You should also pre-declare globals for clarity, as shown above.

为清楚起见，您还应该预先声明全局变量，如上所示。

Pipes are executed in a subshell, as noted by Blagovest in his comment. Using process substitution instead(this is the < <(commands)syntax) keeps everything in the same process, so changes to global variables are possible.

正如 Blagovest 在他的评论中所指出的那样，管道在子外壳中执行。使用进程替换（这是< <(commands)语法）将所有内容保留在同一进程中，因此可以更改全局变量。
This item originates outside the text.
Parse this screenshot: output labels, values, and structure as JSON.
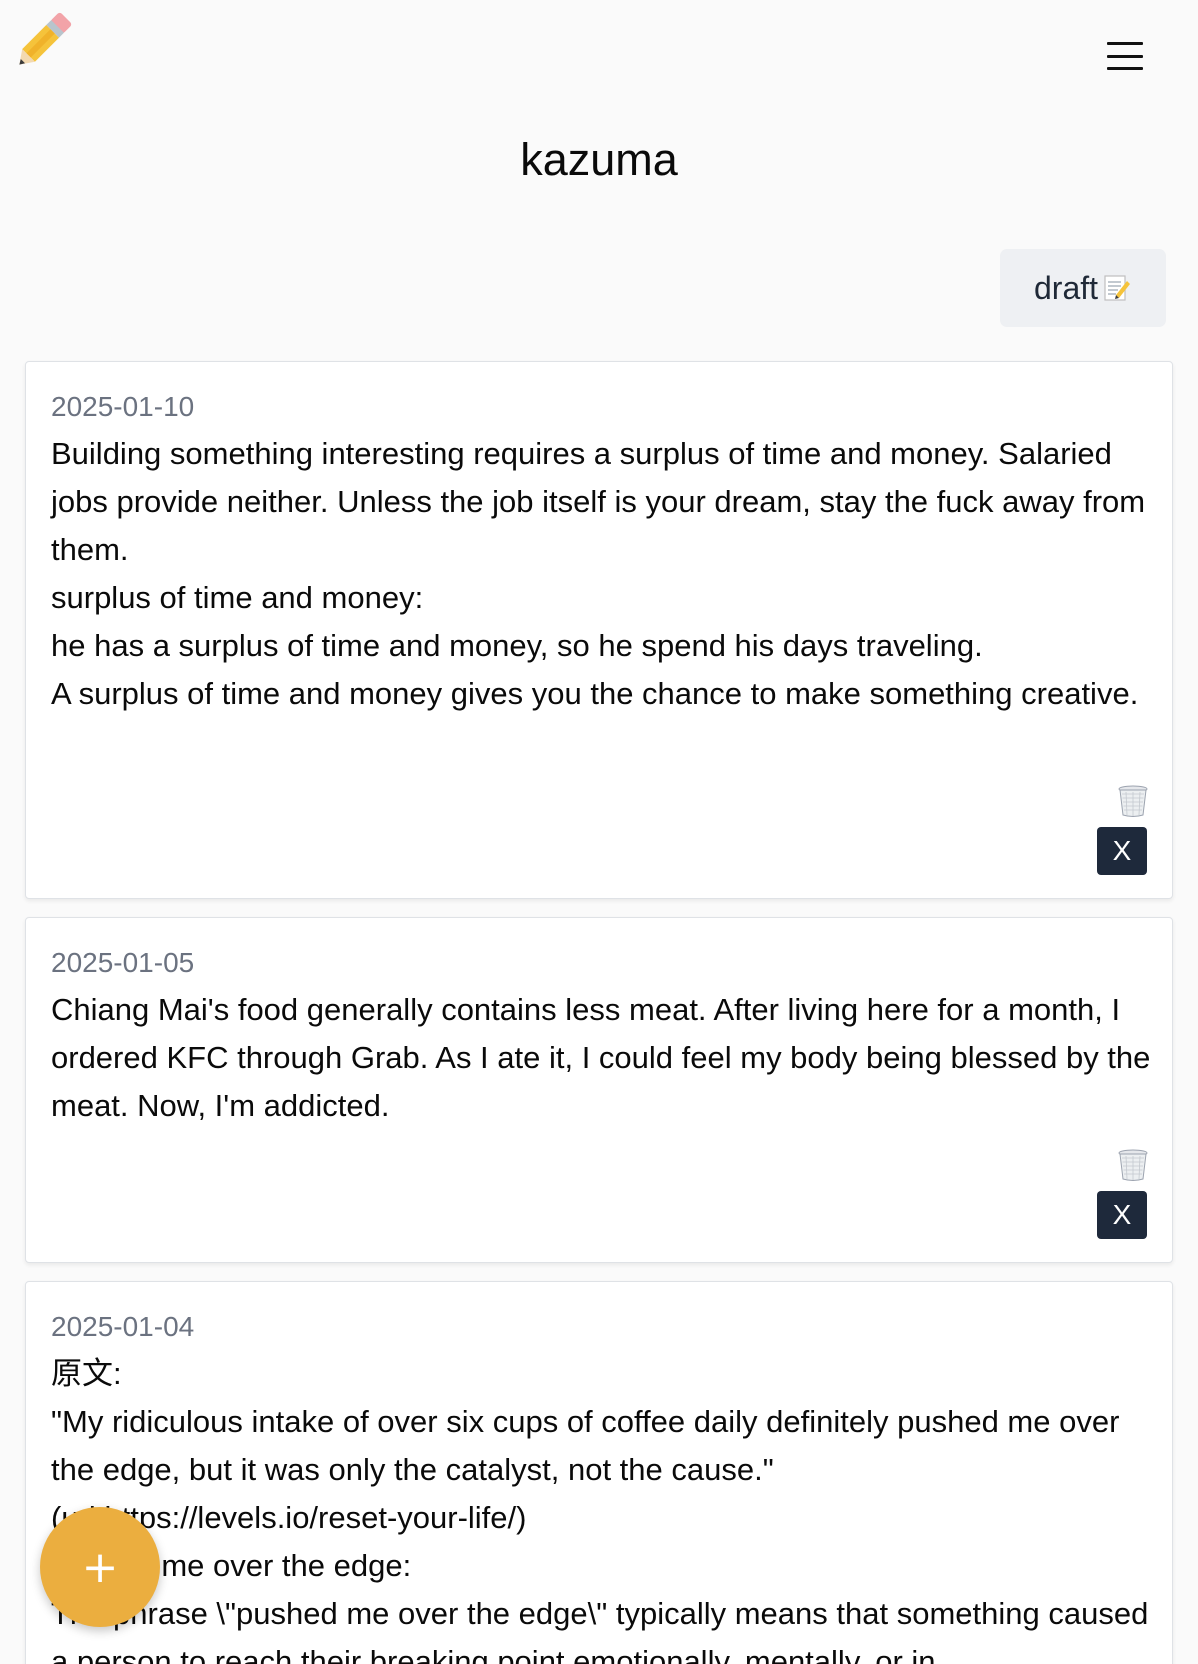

Incidentally, your pipeline could be improved as well

顺便说一句，您的管道也可以改进

dpkg --list |grep '^ii.*linux-image'

One less invocation of grepto worry about.

少一个grep担心的调用。

This somewhat by-passes your question (and it's a good question), but you can achieve the same results using simply:

这在某种程度上绕过了您的问题（这是一个好问题），但是您可以使用简单的方法获得相同的结果：

 _constr=($(dpkg --list | awk '/^ii.*linux-image/{print }'))

The ($(cmd))construct initialises a bash array using the output of the command within.
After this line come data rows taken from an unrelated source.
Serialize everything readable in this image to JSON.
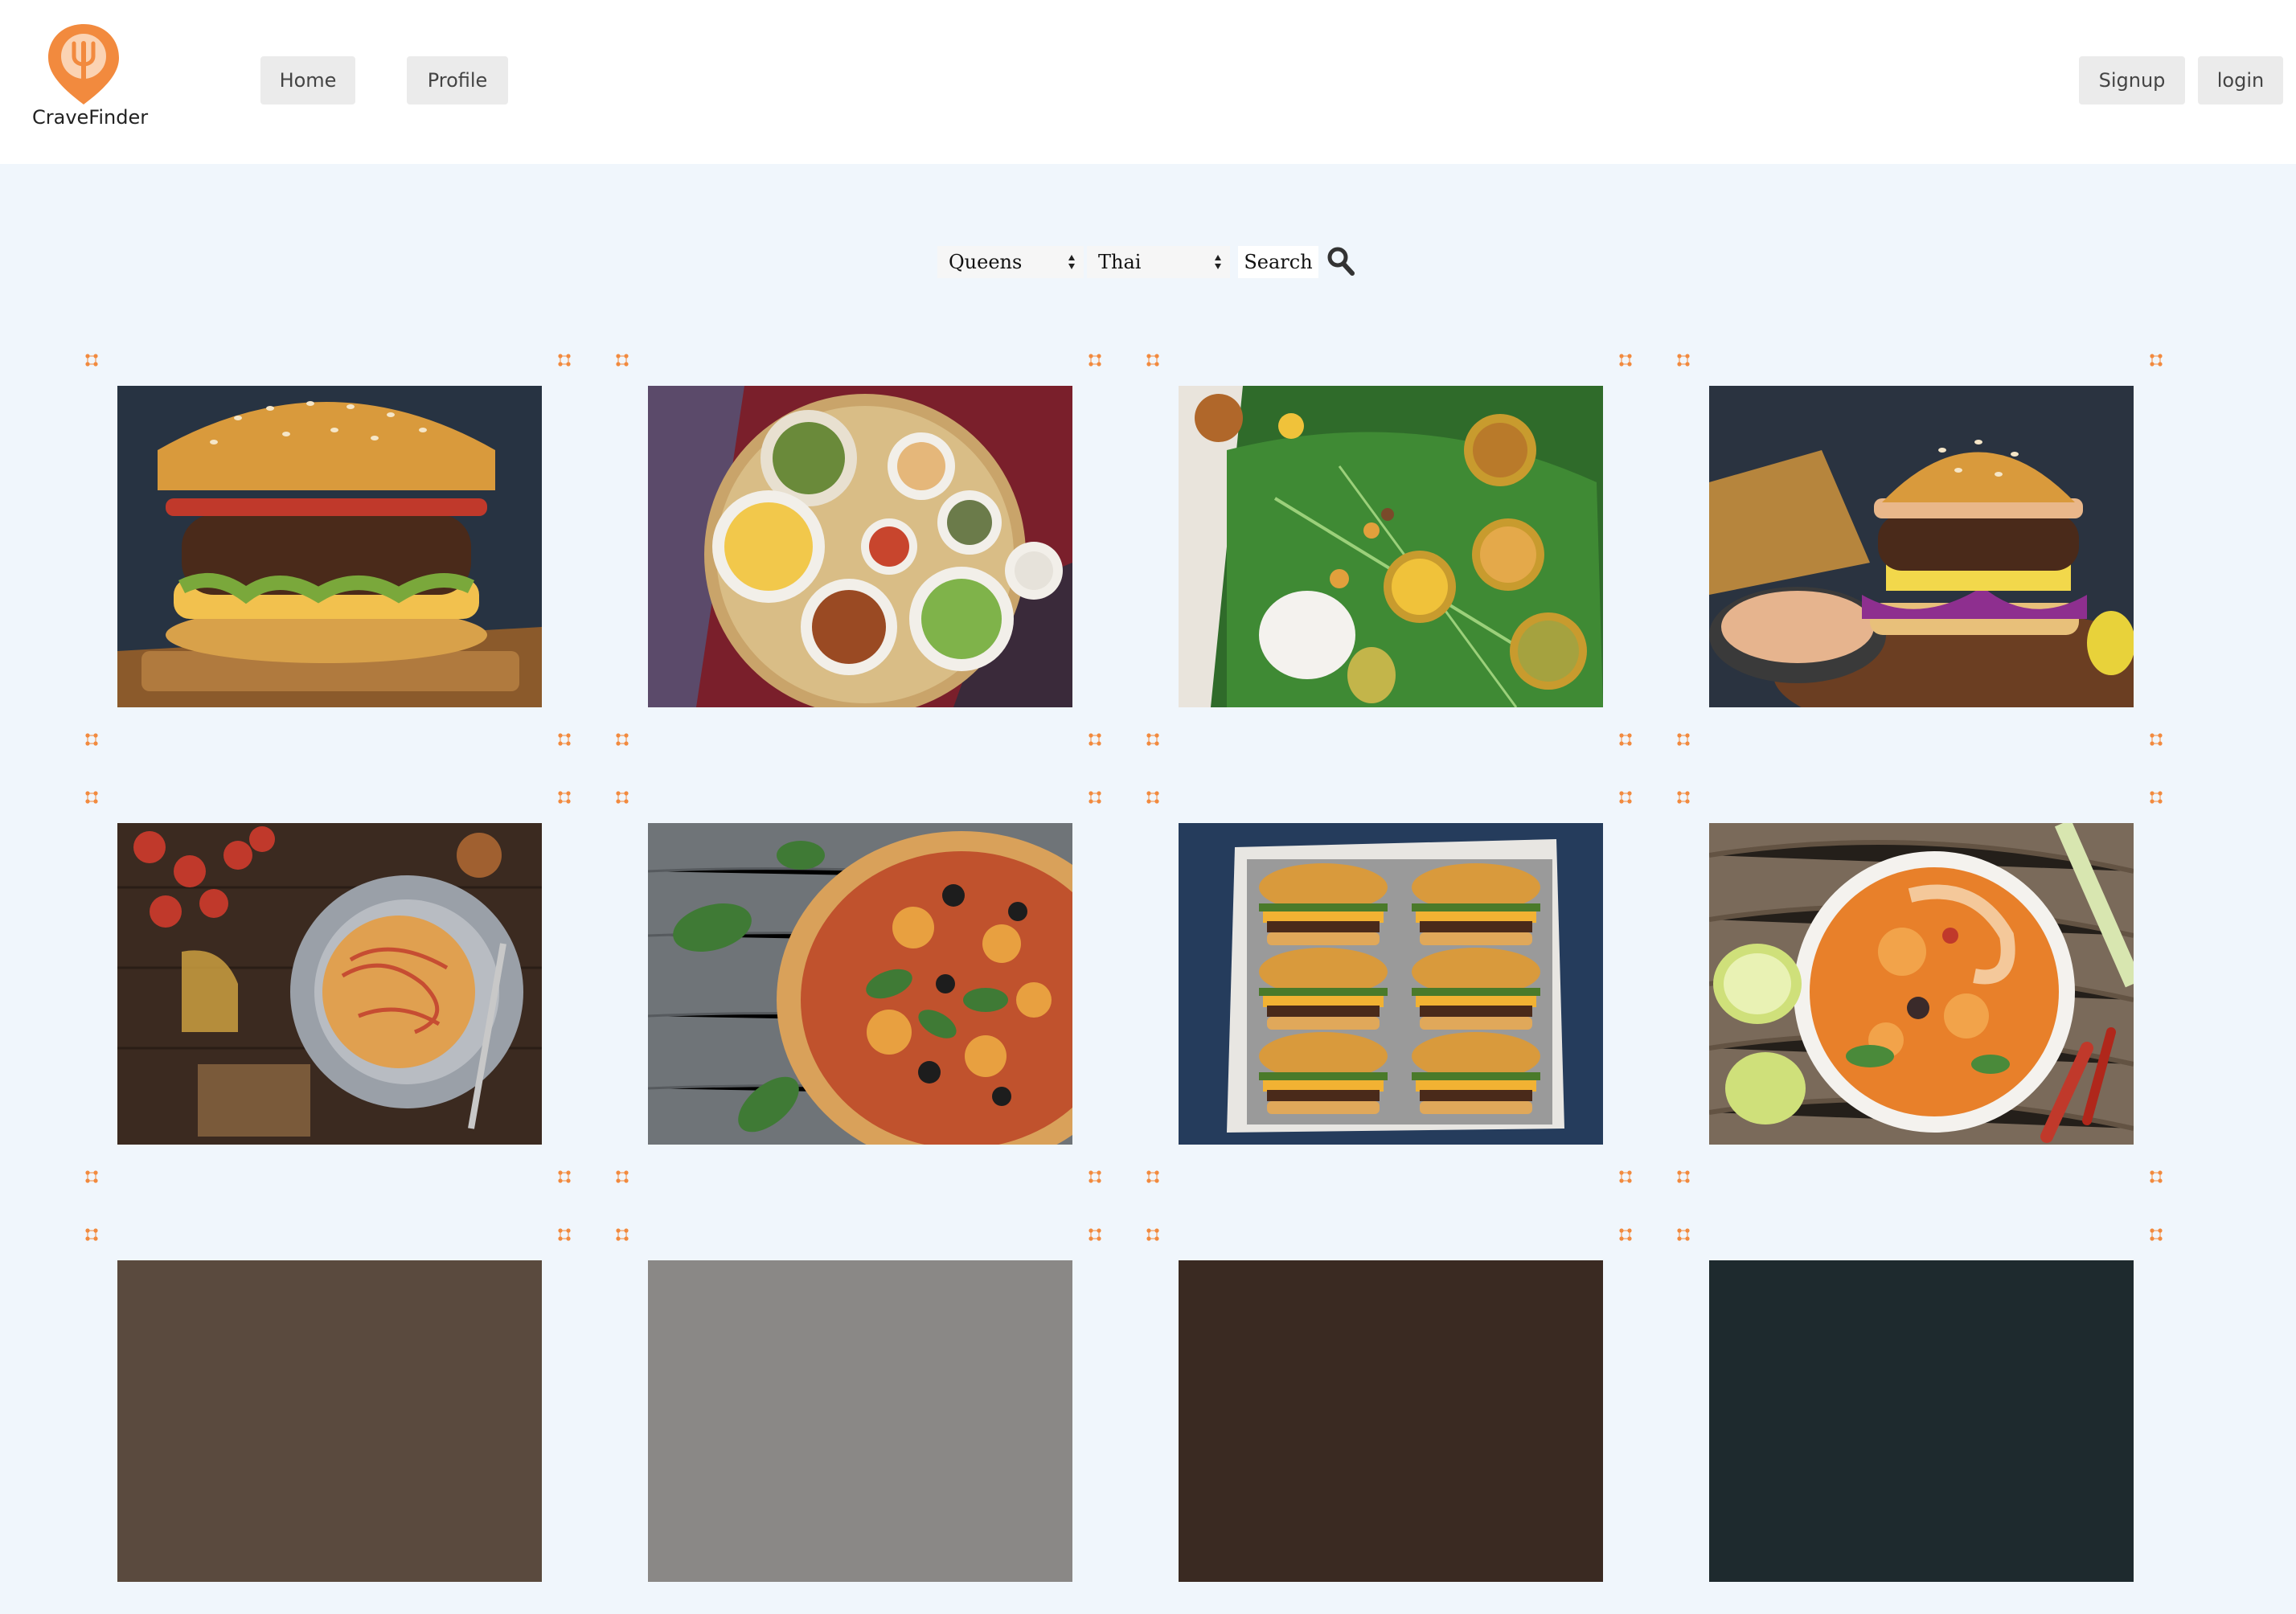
{
  "brand": {
    "name": "CraveFinder",
    "accent": "#f28a3e"
  },
  "nav": {
    "home": "Home",
    "profile": "Profile",
    "signup": "Signup",
    "login": "login"
  },
  "search": {
    "borough": "Queens",
    "cuisine": "Thai",
    "button": "Search",
    "icon": "magnifier-icon"
  },
  "colors": {
    "page_bg": "#f0f6fc",
    "header_bg": "#ffffff",
    "button_bg": "#ebebeb",
    "handle": "#f28a3e"
  },
  "cards": [
    {
      "subject": "burger-on-board"
    },
    {
      "subject": "thai-platter"
    },
    {
      "subject": "banana-leaf-meal"
    },
    {
      "subject": "burger-with-dip"
    },
    {
      "subject": "spaghetti-plate"
    },
    {
      "subject": "pizza-on-wood"
    },
    {
      "subject": "sliders-tray"
    },
    {
      "subject": "tom-yum-soup"
    },
    {
      "subject": "partial"
    },
    {
      "subject": "partial"
    },
    {
      "subject": "partial"
    },
    {
      "subject": "partial"
    }
  ]
}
该($(cmd))构造使用其中的命令的输出初始化一个 bash 数组。

[me@home]$ echo ${_constr[*]}
linux-image-2.6.35-22-generic linux-image-2.6.35-28-generic linux-image-generic
[me@home]$ echo ${_constr[2]}
linux-image-generic

and you can get the number of elements using ${#_constr[*]}.

并且您可以使用${#_constr[*]}.

[me@home]$ echo ${#_constr[*]}
3

Alternatively, you can move the echo statements inside the subshell:

或者，您可以在子外壳内移动 echo 语句：

dpkg --list |grep linux-image |grep "ii  " | (
  let i=0
  declare -a arr

  while read line
  do
    arr=(${line})
    let i=i+1
    _constr+="${arr[2]} "
  done
  echo $i
  echo ${_constr}
)

Note the insertion of the parenthesis to explicitly define where the subshell begins and ends.

请注意插入括号以明确定义子外壳的开始和结束位置。